Would that be an issue for systematic review librarians? I bet yes!
Conclusion
It seems at the end , what we fundementally want is a search that is reproducible, if you run it multiple times you get the same exact order and items returned (assuming nothing new added).
This in fact is a fairly safe assumption (according to Searchsmart) met by most search, even if we do not know the exact details of the search, or don't have the code (lack of transparency).
I am particularly cynical about people yelling that X is bad because it is not transparent, when most databases we use are not fully transparent on the mechanisms under the hood isn't either.
The issue of whether search results is explainable or interpretable is tricky.
On other hand, it seems to make sense to say that reproducbility (either code is available and/or it gives the same results for the same query) is what we want, that full explainability in terms of not just what is surfaced but how it is being ranked doesnt matter.
On other hand, saying that opens you up to search engines that are non-boolean, e.g. based on embedding vector search, so you don't even know why a certain result appears because it does not necessarily match the query terms!
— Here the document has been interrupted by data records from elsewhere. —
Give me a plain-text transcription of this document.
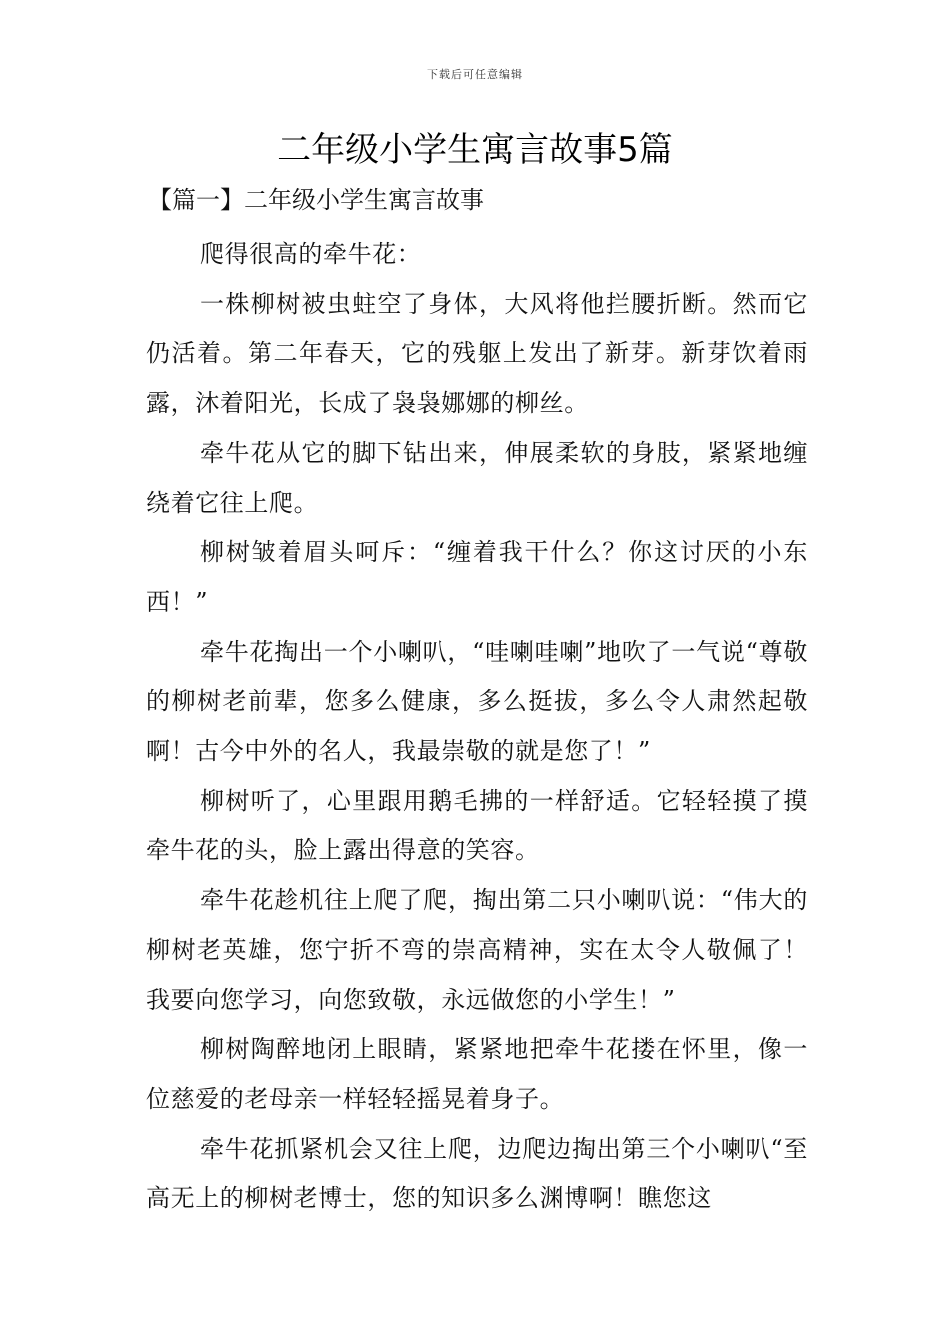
下载后可任意编辑
二年级小学生寓言故事5篇
【篇一】二年级小学生寓言故事

爬得很高的牵牛花：

一株柳树被虫蛀空了身体，大风将他拦腰折断。然而它仍活着。第二年春天，它的残躯上发出了新芽。新芽饮着雨露，沐着阳光，长成了袅袅娜娜的柳丝。

牵牛花从它的脚下钻出来，伸展柔软的身肢，紧紧地缠绕着它往上爬。

柳树皱着眉头呵斥：“缠着我干什么？你这讨厌的小东西！”

牵牛花掏出一个小喇叭，“哇喇哇喇”地吹了一气说“尊敬的柳树老前辈，您多么健康，多么挺拔，多么令人肃然起敬啊！古今中外的名人，我最崇敬的就是您了！”

柳树听了，心里跟用鹅毛拂的一样舒适。它轻轻摸了摸牵牛花的头，脸上露出得意的笑容。

牵牛花趁机往上爬了爬，掏出第二只小喇叭说：“伟大的柳树老英雄，您宁折不弯的崇高精神，实在太令人敬佩了！我要向您学习，向您致敬，永远做您的小学生！”

柳树陶醉地闭上眼睛，紧紧地把牵牛花搂在怀里，像一位慈爱的老母亲一样轻轻摇晃着身子。

牵牛花抓紧机会又往上爬，边爬边掏出第三个小喇叭“至高无上的柳树老博士，您的知识多么渊博啊！瞧您这
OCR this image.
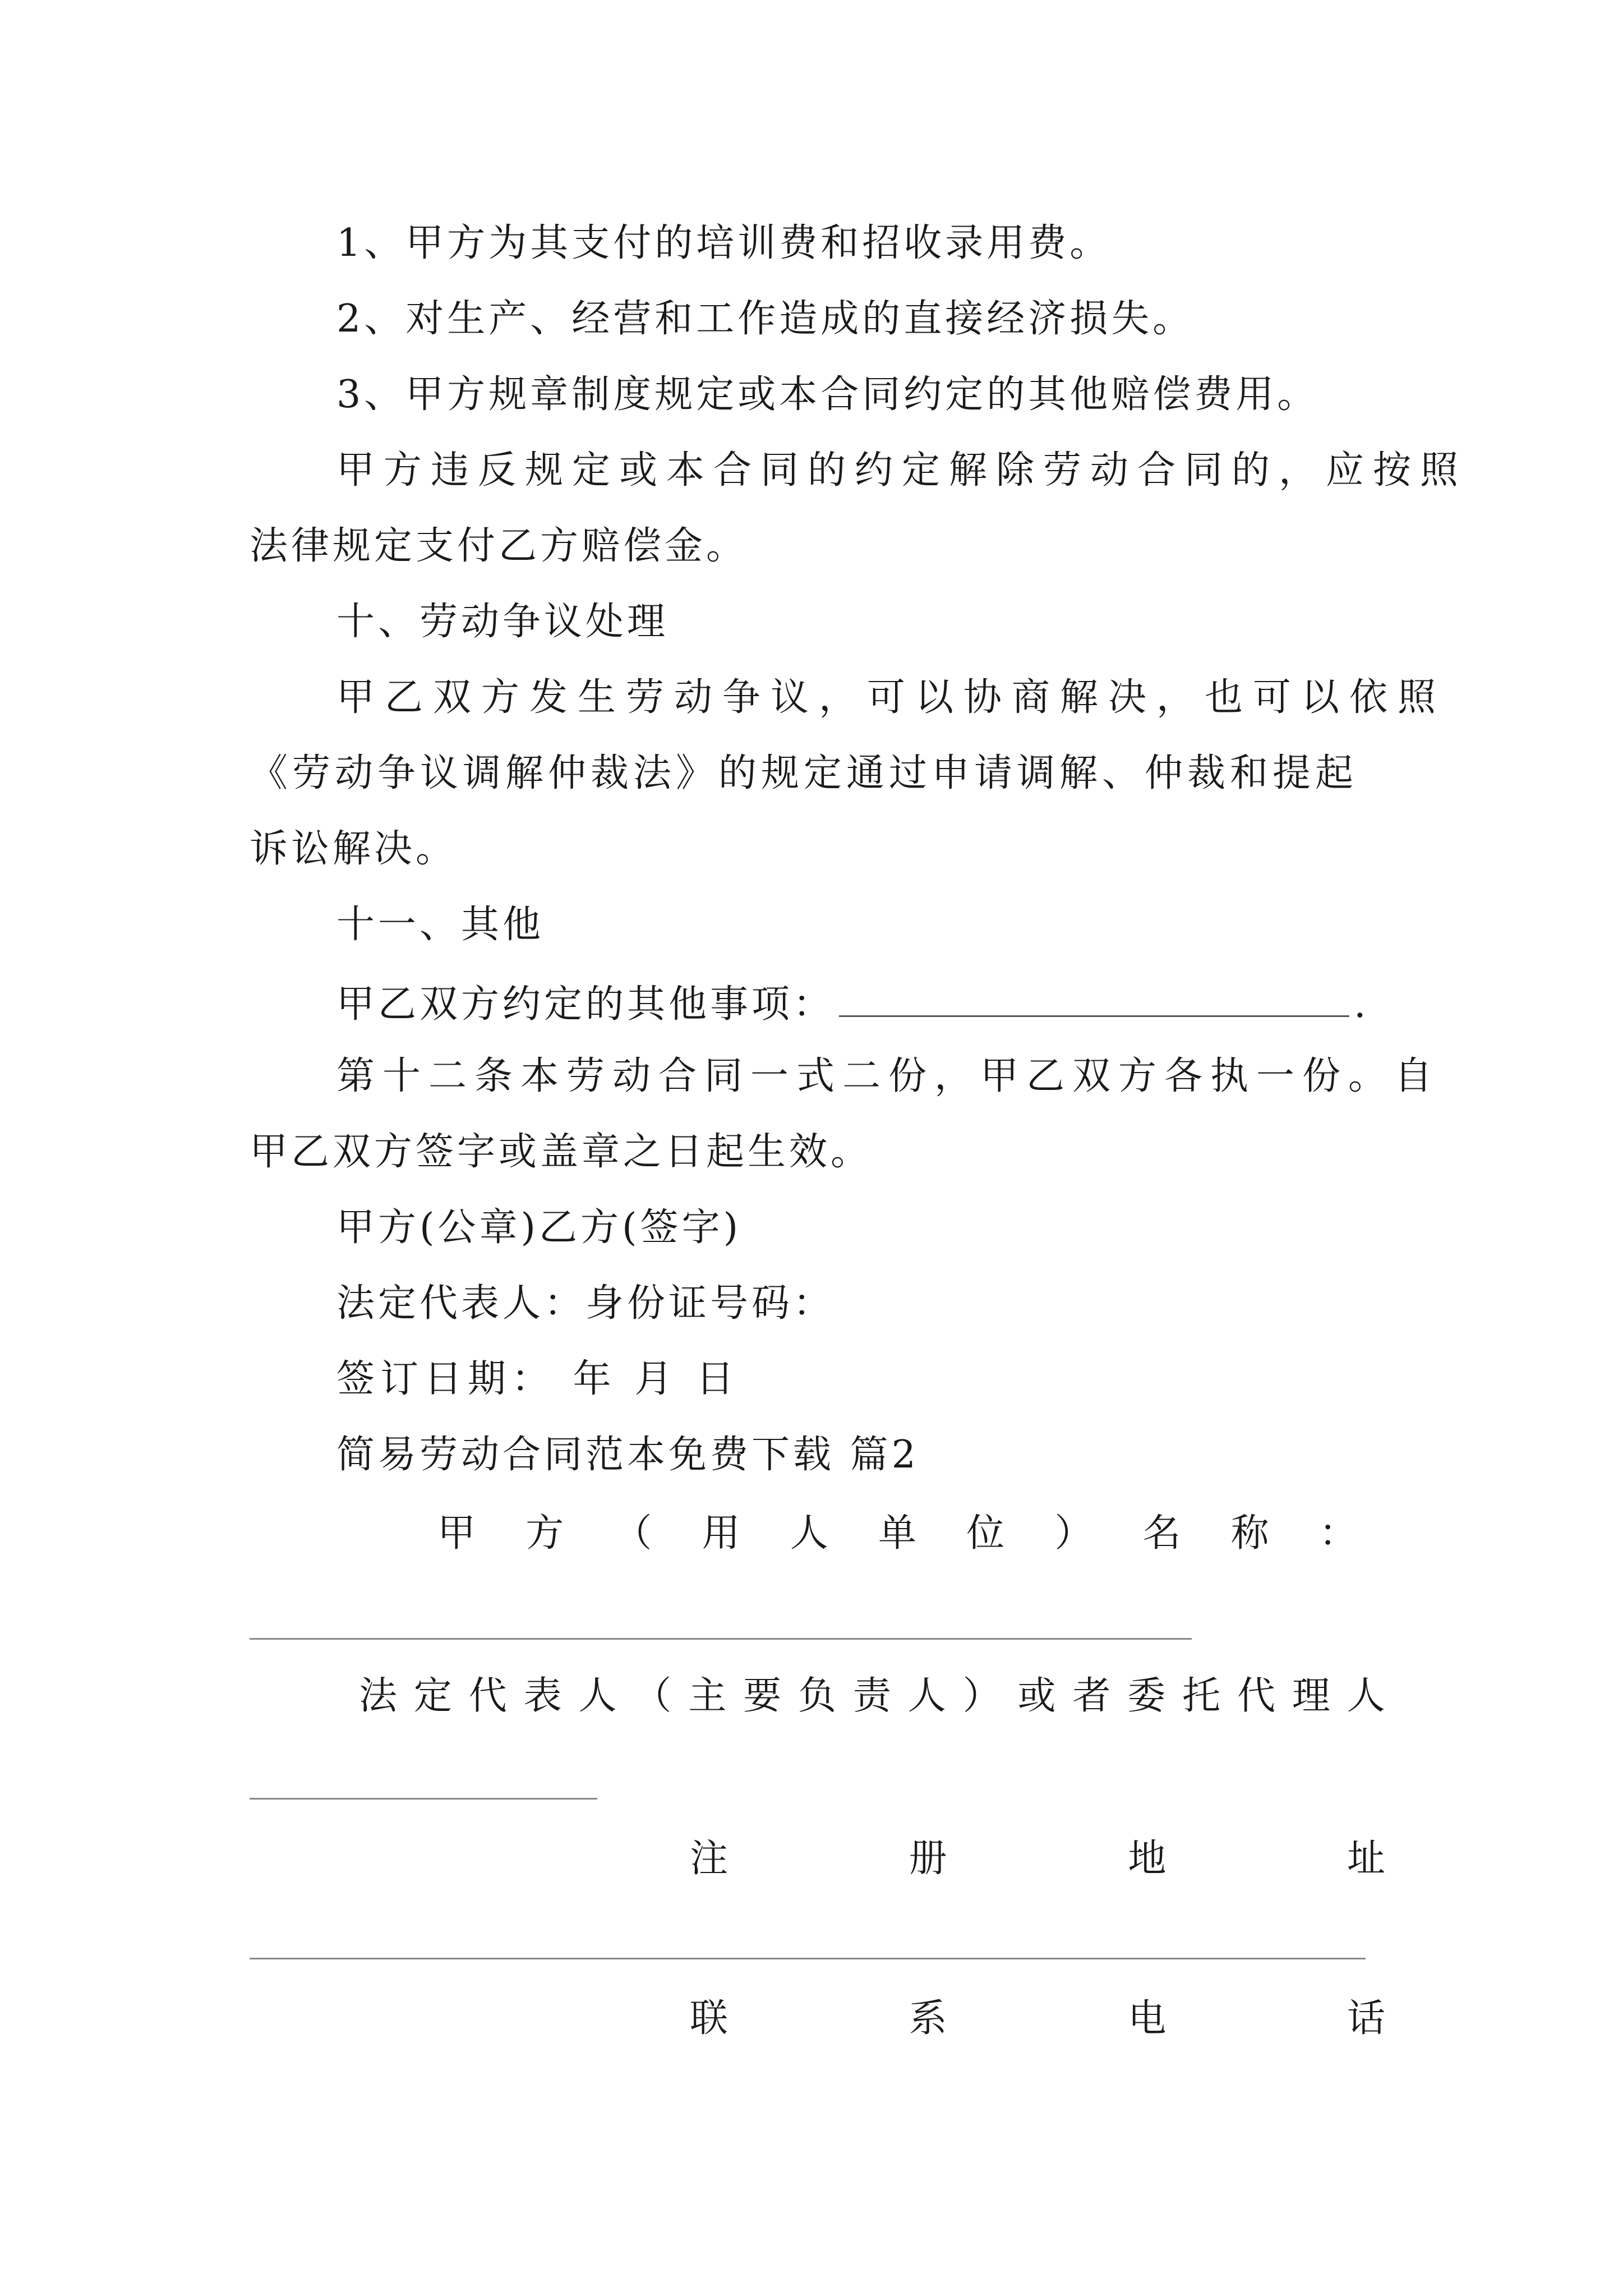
1、甲方为其支付的培训费和招收录用费。
2、对生产、经营和工作造成的直接经济损失。
3、甲方规章制度规定或本合同约定的其他赔偿费用。
甲方违反规定或本合同的约定解除劳动合同的，应按照
法律规定支付乙方赔偿金。
十、劳动争议处理
甲乙双方发生劳动争议，可以协商解决，也可以依照
《劳动争议调解仲裁法》的规定通过申请调解、仲裁和提起
诉讼解决。
十一、其他
甲乙双方约定的其他事项：	.
第十二条本劳动合同一式二份，甲乙双方各执一份。自
甲乙双方签字或盖章之日起生效。
甲方(公章)乙方(签字)
法定代表人：身份证号码：
签订日期： 年 月 日
简易劳动合同范本免费下载 篇2
甲 方 （ 用 人 单 位 ） 名 称 ：
法 定 代 表 人 （ 主 要 负 责 人 ） 或 者 委 托 代 理 人
注	册	地	址
联	系	电	话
Surely that is not what you want to use for searches in a systematic review (or do you?).
So it seems it is safer to say we want not just a search that is reproducible AND explainable if not in the order they appear at least in WHY they might appear in the result set!
And since once you move out of the boolean realm, explainability and interpretabilty drops like a rock, so ultimately what you want is boolean searches that are reproducible plus the usual hygene factors of large bulk exports, features that support precise, high recall searches!